Black and white aerial photo of a dense urban college campus.
Columbia University pictured in 1952, five years after the end of the Manhattan Project. Pupin Hall is located at extreme left.

Anthony Angel/Library of Congress

Prior to moving to Oak Ridge in the summer of 1943, the Manhattan Project was headquartered at 270 Broadway in lower Manhattan, New York as part of the North Atlantic Division of the US Army Corps of Engineers. With an initial name of “Laboratory for the Development of Substitute Materials”, project leader General Leslie Groves, fearing the name would cause unwanted attention, changed it to “Manhattan Engineer District.” This name would soon be shortened to the “Manhattan Project.”

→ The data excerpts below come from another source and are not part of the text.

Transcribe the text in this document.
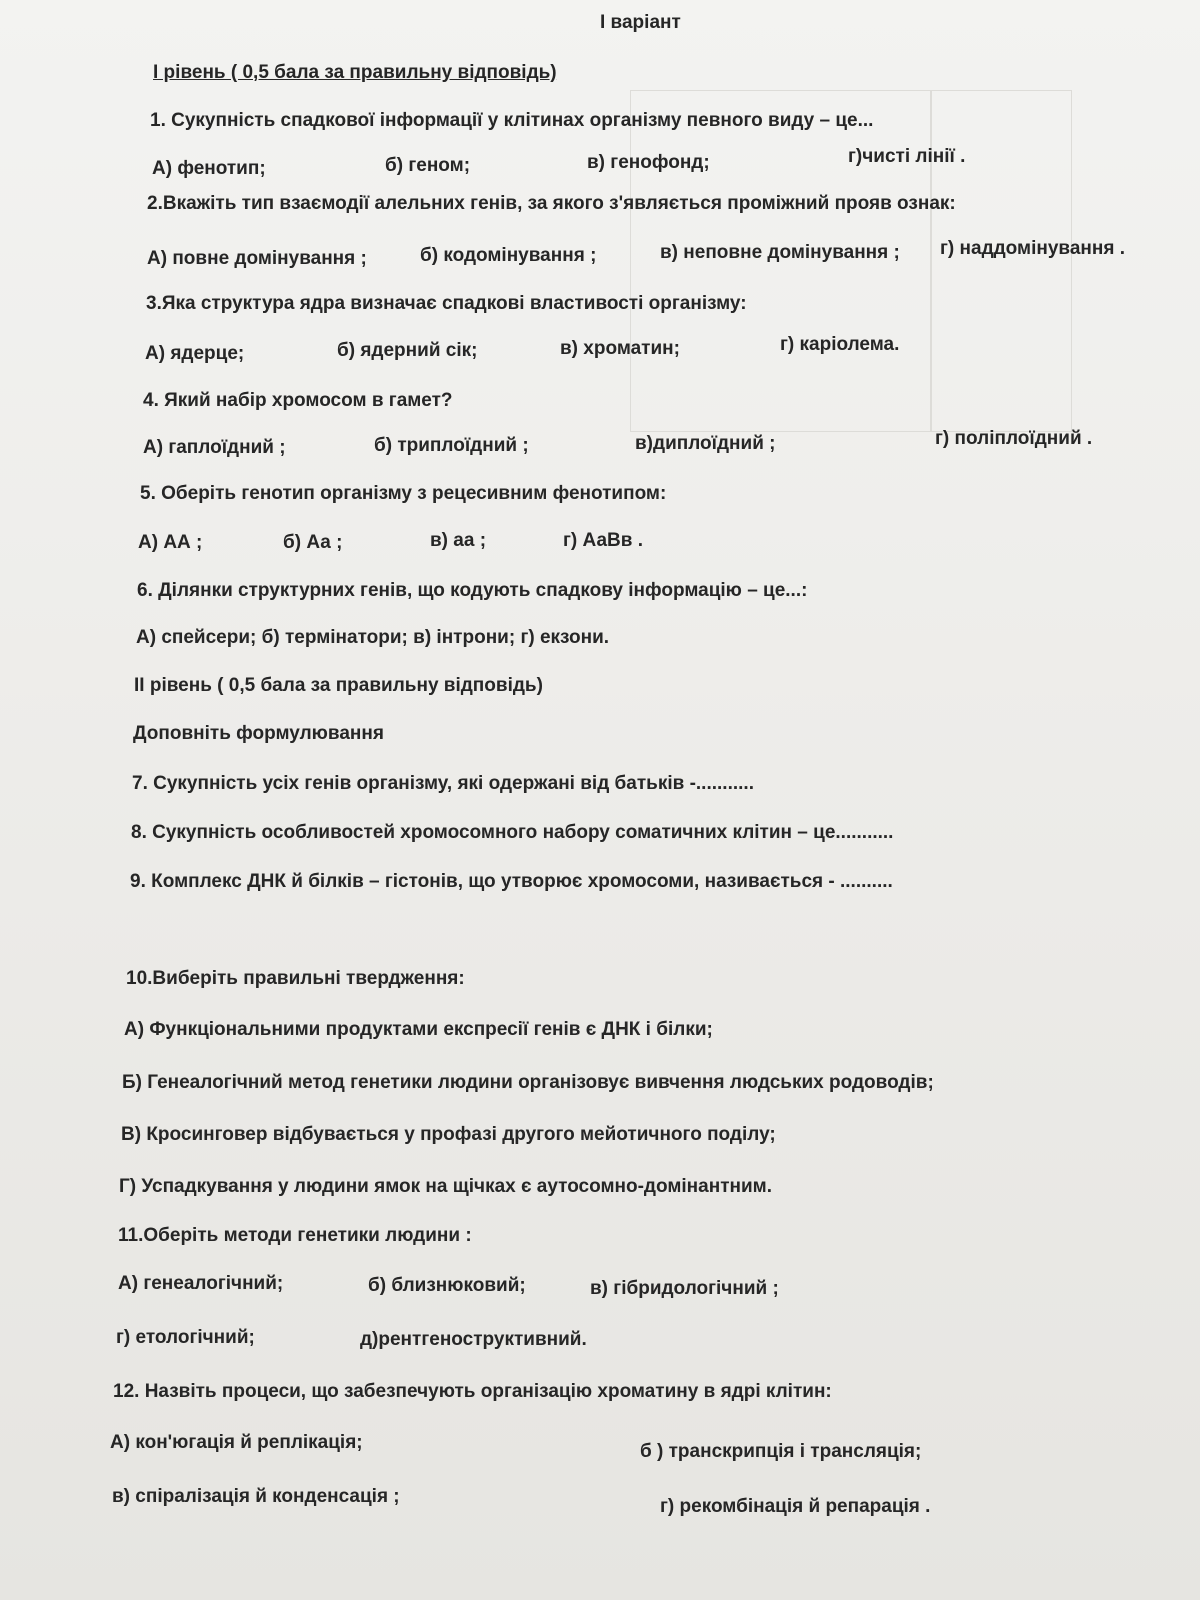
І варіант
І рівень ( 0,5 бала за правильну відповідь)
1. Сукупність спадкової інформації у клітинах організму певного виду – це...
А) фенотип;	б) геном;	в) генофонд;	г)чисті лінії .
2.Вкажіть тип взаємодії алельних генів, за якого з'являється проміжний прояв ознак:
А) повне домінування ;	б) кодомінування ;	в) неповне домінування ; г) наддомінування .
3.Яка структура ядра визначає спадкові властивості організму:
А) ядерце;	б) ядерний сік;	в) хроматин;	г) каріолема.
4. Який набір хромосом в гамет?
А) гаплоїдний ;	б) триплоїдний ;	в)диплоїдний ;	г) поліплоїдний .
5. Оберіть генотип організму з рецесивним фенотипом:
А) АА ;	б) Аа ;	в) аа ;	г) АаВв .
6. Ділянки структурних генів, що кодують спадкову інформацію – це...:
А) спейсери; б) термінатори; в) інтрони; г) екзони.
ІІ рівень ( 0,5 бала за правильну відповідь)
Доповніть формулювання
7. Сукупність усіх генів організму, які одержані від батьків -...........
8. Сукупність особливостей хромосомного набору соматичних клітин – це...........
9. Комплекс ДНК й білків – гістонів, що утворює хромосоми, називається - ..........
10.Виберіть правильні твердження:
А) Функціональними продуктами експресії генів є ДНК і білки;
Б) Генеалогічний метод генетики людини організовує вивчення людських родоводів;
В) Кросинговер відбувається у профазі другого мейотичного поділу;
Г) Успадкування у людини ямок на щічках є аутосомно-домінантним.
11.Оберіть методи генетики людини :
А) генеалогічний;	б) близнюковий;	в) гібридологічний ;
г) етологічний;	д)рентгеноструктивний.
12. Назвіть процеси, що забезпечують організацію хроматину в ядрі клітин:
А) кон'югація й реплікація;	б ) транскрипція і трансляція;
в) спіралізація й конденсація ;	г) рекомбінація й репарація .
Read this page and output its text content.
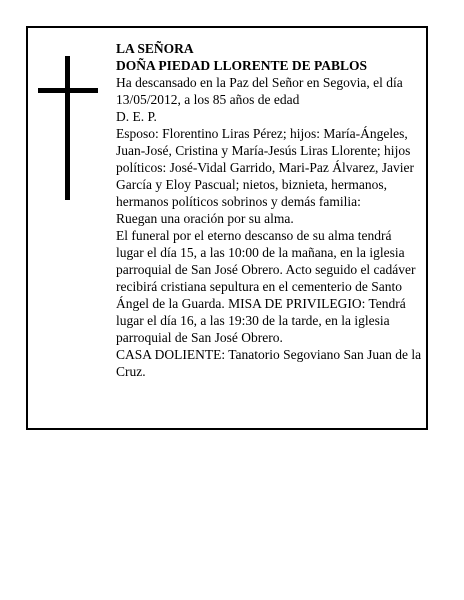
LA SEÑORA

DOÑA PIEDAD LLORENTE DE PABLOS

Ha descansado en la Paz del Señor en Segovia, el día 13/05/2012, a los 85 años de edad

D. E. P.

Esposo: Florentino Liras Pérez; hijos: María-Ángeles, Juan-José, Cristina y María-Jesús Liras Llorente; hijos políticos: José-Vidal Garrido, Mari-Paz Álvarez, Javier García y Eloy Pascual; nietos, biznieta, hermanos, hermanos políticos sobrinos y demás familia:

Ruegan una oración por su alma.

El funeral por el eterno descanso de su alma tendrá lugar el día 15, a las 10:00 de la mañana, en la iglesia parroquial de San José Obrero. Acto seguido el cadáver recibirá cristiana sepultura en el cementerio de Santo Ángel de la Guarda. MISA DE PRIVILEGIO: Tendrá lugar el día 16, a las 19:30 de la tarde, en la iglesia parroquial de San José Obrero.

CASA DOLIENTE: Tanatorio Segoviano San Juan de la Cruz.
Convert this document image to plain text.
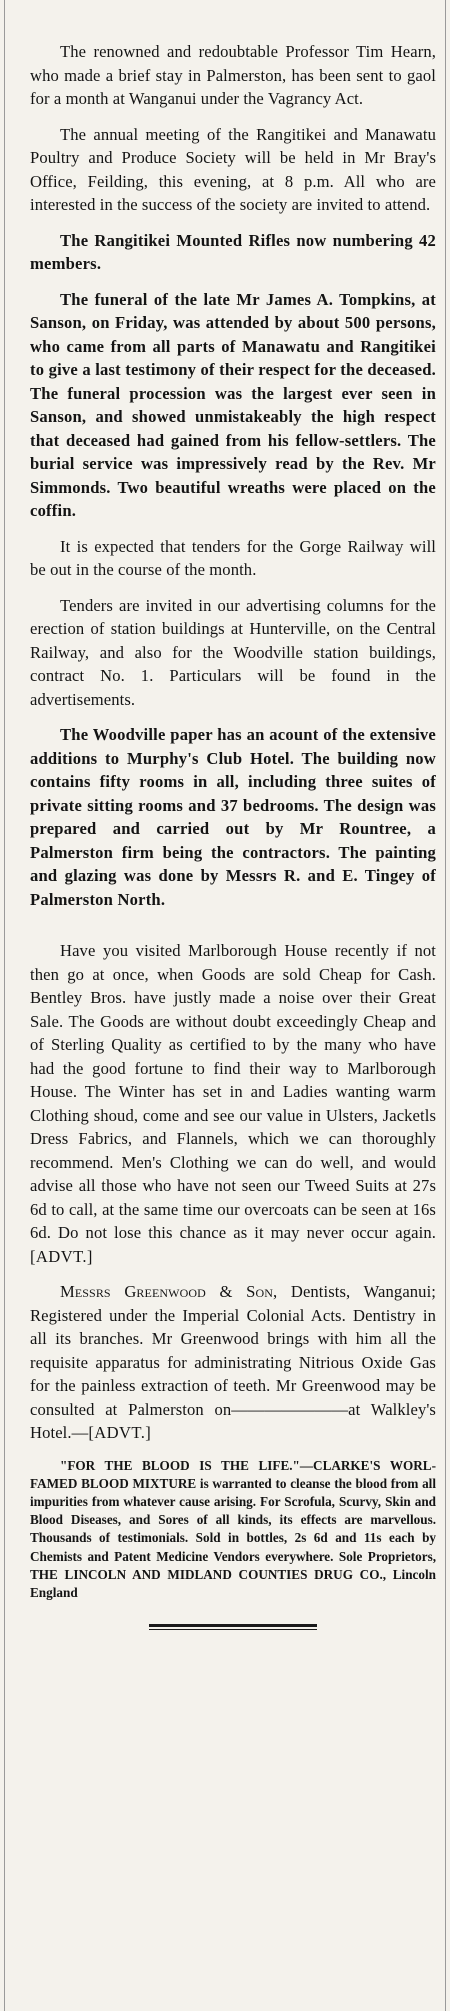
The renowned and redoubtable Professor Tim Hearn, who made a brief stay in Palmerston, has been sent to gaol for a month at Wanganui under the Vagrancy Act.

The annual meeting of the Rangitikei and Manawatu Poultry and Produce Society will be held in Mr Bray's Office, Feilding, this evening, at 8 p.m. All who are interested in the success of the society are invited to attend.

The Rangitikei Mounted Rifles now numbering 42 members.

The funeral of the late Mr James A. Tompkins, at Sanson, on Friday, was attended by about 500 persons, who came from all parts of Manawatu and Rangitikei to give a last testimony of their respect for the deceased. The funeral procession was the largest ever seen in Sanson, and showed unmistakeably the high respect that deceased had gained from his fellow-settlers. The burial service was impressively read by the Rev. Mr Simmonds. Two beautiful wreaths were placed on the coffin.

It is expected that tenders for the Gorge Railway will be out in the course of the month.

Tenders are invited in our advertising columns for the erection of station buildings at Hunterville, on the Central Railway, and also for the Woodville station buildings, contract No. 1. Particulars will be found in the advertisements.

The Woodville paper has an acount of the extensive additions to Murphy's Club Hotel. The building now contains fifty rooms in all, including three suites of private sitting rooms and 37 bedrooms. The design was prepared and carried out by Mr Rountree, a Palmerston firm being the contractors. The painting and glazing was done by Messrs R. and E. Tingey of Palmerston North.

Have you visited Marlborough House recently if not then go at once, when Goods are sold Cheap for Cash. Bentley Bros. have justly made a noise over their Great Sale. The Goods are without doubt exceedingly Cheap and of Sterling Quality as certified to by the many who have had the good fortune to find their way to Marlborough House. The Winter has set in and Ladies wanting warm Clothing shoud, come and see our value in Ulsters, Jacketls Dress Fabrics, and Flannels, which we can thoroughly recommend. Men's Clothing we can do well, and would advise all those who have not seen our Tweed Suits at 27s 6d to call, at the same time our overcoats can be seen at 16s 6d. Do not lose this chance as it may never occur again. [ADVT.]

Messrs Greenwood & Son, Dentists, Wanganui; Registered under the Imperial Colonial Acts. Dentistry in all its branches. Mr Greenwood brings with him all the requisite apparatus for administrating Nitrious Oxide Gas for the painless extraction of teeth. Mr Greenwood may be consulted at Palmerston on———————at Walkley's Hotel.—[ADVT.]

"FOR THE BLOOD IS THE LIFE."—CLARKE'S WORL-FAMED BLOOD MIXTURE is warranted to cleanse the blood from all impurities from whatever cause arising. For Scrofula, Scurvy, Skin and Blood Diseases, and Sores of all kinds, its effects are marvellous. Thousands of testimonials. Sold in bottles, 2s 6d and 11s each by Chemists and Patent Medicine Vendors everywhere. Sole Proprietors, THE LINCOLN AND MIDLAND COUNTIES DRUG CO., Lincoln England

In addition to Manhattan initially housing the project’s headquarters, the city was also home to Columbia University, where scientists including Enrico Fermi, Leo Szilard, I.I. Rabi, and others worked in the code-named Substitute Alloys Materials Laboratory. In 1939, in the basement of Pupin Hall, scientists first observed nuclear fission on US soil. In the basement of Schermerhorn Hall, Fermi and colleagues constructed a subcritical uranium and graphite nuclear reactor, the precursor to the Chicago Pile, the world’s first nuclear reactor which reached criticality on the University of Chicago campus in December 1942.

By 1943, chemist Harold Urey oversaw more than 700 workers experimenting with uranium enrichment processes, including the gaseous diffusion method which would be introduced on an industrial scale at the K-25 plant in Oak Ridge. Throughout Manhattan, more than 5,000 people contributed to the success of the Manhattan Project.